Sprout Social MCP Tools for Pydantic AI (10)

These 10 tools become available when you connect Sprout Social to Pydantic AI via MCP:

01

create_social_post

Provide a JSON array of profile_ids, the post text, and an optional scheduled_at time (ISO 8601). Create and schedule a new social media post

02

get_listening_analytics

Provide topic_id, start_date (YYYY-MM-DD), and end_date (YYYY-MM-DD). Get social listening metrics for a specific topic

03

get_profile_metrics

Provide profile_id, start_date (YYYY-MM-DD), and end_date (YYYY-MM-DD). Get Sprout Social profile analytics

04

get_tag_performance

Get performance reports based on Sprout Social tags

05

list_draft_posts

List draft posts in Sprout Social

06

list_listening_topics

List social listening topics

07

list_profile_groups

List Sprout Social organizational groups

08

list_profiles

). List connected Sprout Social profiles

09

list_published_posts

List published posts for a social profile

10

list_scheduled_posts

List scheduled posts

Example Prompts for Sprout Social in Pydantic AI

Ready-to-use prompts you can give your Pydantic AI agent to start working with Sprout Social immediately.

01

"Give me the list of profiles attached, I need to know which ones are our global Facebook pages."

02

"Tell me the profile metrics for the first week of September on our X/Twitter account."

03

"Create and schedule a new post for our primary account. Output JSON array structure and tell it: 'Big things coming next Friday!' queued for 2025-10-10 at noon."

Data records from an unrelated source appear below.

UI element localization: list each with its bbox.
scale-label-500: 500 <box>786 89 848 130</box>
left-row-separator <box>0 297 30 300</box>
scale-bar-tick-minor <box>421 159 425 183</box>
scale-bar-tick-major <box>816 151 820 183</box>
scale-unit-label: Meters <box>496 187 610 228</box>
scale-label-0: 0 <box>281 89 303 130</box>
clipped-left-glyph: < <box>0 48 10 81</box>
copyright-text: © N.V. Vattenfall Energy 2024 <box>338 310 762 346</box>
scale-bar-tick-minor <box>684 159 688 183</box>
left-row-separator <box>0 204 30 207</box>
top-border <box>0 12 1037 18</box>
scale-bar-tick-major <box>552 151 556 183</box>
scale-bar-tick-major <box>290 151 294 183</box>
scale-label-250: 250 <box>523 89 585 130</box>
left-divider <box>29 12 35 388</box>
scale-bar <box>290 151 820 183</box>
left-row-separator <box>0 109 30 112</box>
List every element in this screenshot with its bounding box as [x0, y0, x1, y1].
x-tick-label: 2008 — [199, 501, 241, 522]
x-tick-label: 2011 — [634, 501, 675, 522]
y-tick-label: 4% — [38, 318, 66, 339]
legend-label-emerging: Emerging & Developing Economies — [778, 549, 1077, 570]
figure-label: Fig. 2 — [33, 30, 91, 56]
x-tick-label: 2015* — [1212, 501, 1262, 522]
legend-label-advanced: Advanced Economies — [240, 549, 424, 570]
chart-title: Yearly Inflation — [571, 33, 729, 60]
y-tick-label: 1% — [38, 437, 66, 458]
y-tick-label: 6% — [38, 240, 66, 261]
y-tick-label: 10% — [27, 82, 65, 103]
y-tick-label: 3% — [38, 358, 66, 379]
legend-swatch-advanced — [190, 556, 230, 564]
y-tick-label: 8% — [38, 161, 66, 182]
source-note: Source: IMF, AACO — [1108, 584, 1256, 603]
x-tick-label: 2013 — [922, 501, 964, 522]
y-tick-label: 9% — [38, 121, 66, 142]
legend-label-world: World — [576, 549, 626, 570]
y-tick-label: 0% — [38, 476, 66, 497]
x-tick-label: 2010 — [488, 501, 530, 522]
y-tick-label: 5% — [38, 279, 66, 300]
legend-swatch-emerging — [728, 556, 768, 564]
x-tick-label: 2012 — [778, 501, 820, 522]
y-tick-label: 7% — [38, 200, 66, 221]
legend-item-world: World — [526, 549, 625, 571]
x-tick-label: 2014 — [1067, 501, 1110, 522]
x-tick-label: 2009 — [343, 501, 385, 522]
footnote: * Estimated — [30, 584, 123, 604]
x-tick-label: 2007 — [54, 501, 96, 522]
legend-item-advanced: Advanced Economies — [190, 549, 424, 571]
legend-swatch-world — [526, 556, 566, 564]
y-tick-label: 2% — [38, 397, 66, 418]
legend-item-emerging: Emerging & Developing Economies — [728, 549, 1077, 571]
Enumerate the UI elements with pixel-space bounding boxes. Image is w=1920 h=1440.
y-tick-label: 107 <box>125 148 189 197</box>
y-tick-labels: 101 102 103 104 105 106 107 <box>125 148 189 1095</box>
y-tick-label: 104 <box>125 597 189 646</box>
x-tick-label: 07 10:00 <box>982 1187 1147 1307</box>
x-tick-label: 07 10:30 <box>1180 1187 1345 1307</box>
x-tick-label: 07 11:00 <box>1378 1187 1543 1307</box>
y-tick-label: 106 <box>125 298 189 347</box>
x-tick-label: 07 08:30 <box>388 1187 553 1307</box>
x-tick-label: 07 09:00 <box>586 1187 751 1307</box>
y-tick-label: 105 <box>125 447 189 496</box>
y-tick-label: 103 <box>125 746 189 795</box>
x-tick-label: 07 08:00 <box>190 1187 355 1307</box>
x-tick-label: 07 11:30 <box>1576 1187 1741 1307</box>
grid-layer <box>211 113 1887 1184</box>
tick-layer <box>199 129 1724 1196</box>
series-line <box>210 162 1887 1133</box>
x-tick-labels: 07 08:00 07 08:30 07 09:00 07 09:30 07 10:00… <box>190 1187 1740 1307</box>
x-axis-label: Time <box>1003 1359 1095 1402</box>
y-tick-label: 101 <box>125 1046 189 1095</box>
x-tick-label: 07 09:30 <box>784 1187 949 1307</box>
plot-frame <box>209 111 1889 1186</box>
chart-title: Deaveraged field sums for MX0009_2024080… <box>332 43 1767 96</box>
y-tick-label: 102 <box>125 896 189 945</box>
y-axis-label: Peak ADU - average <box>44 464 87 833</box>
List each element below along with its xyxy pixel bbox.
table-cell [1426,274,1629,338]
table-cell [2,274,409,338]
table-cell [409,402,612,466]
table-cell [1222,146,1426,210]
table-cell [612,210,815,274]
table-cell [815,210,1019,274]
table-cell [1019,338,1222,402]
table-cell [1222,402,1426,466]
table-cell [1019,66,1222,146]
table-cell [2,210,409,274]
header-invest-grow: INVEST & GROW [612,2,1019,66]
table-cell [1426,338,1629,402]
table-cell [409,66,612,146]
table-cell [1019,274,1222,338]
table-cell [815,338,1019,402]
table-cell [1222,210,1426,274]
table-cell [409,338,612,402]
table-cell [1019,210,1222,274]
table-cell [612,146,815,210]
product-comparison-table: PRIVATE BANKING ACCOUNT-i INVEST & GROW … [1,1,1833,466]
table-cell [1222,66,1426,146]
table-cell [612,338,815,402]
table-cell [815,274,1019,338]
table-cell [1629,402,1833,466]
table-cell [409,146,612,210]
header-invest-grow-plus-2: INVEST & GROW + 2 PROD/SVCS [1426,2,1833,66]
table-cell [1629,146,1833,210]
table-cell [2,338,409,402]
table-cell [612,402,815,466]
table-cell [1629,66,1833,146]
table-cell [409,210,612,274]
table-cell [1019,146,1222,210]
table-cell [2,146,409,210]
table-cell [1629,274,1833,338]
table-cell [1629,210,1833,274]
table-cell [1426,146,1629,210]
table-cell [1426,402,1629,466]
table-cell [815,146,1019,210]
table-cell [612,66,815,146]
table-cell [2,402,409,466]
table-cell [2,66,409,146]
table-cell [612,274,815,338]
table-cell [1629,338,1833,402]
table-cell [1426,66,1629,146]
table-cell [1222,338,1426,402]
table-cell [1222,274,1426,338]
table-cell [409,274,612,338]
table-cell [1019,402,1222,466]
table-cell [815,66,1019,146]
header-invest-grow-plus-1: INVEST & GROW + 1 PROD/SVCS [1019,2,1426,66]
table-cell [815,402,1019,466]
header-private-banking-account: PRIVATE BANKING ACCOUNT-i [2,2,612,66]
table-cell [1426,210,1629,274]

Troubleshooting Sprout Social MCP Server with Pydantic AI

Common issues when connecting Sprout Social to Pydantic AI through the Vinkius, and how to resolve them.

01

MCPServerHTTP not found

Update: pip install --upgrade pydantic-ai

Sprout Social + Pydantic AI FAQ

Common questions about integrating Sprout Social MCP Server with Pydantic AI.

01

How does Pydantic AI discover MCP tools?

Create an MCPServerHTTP instance with the server URL. Pydantic AI connects, discovers all tools, and generates typed Python interfaces automatically.
02

Does Pydantic AI validate MCP tool responses?

Yes. When you define result types as Pydantic models, every tool response is validated against the schema. Invalid data raises a clear error instead of silently corrupting your pipeline.
03

Can I switch LLM providers without changing MCP code?

Absolutely. Pydantic AI abstracts the model layer. your Sprout Social MCP integration works identically with OpenAI, Anthropic, Google, or any supported provider.

Connect Sprout Social to Pydantic AI

Get your token, paste the configuration, and start using 10 tools in under 2 minutes. No API key management needed.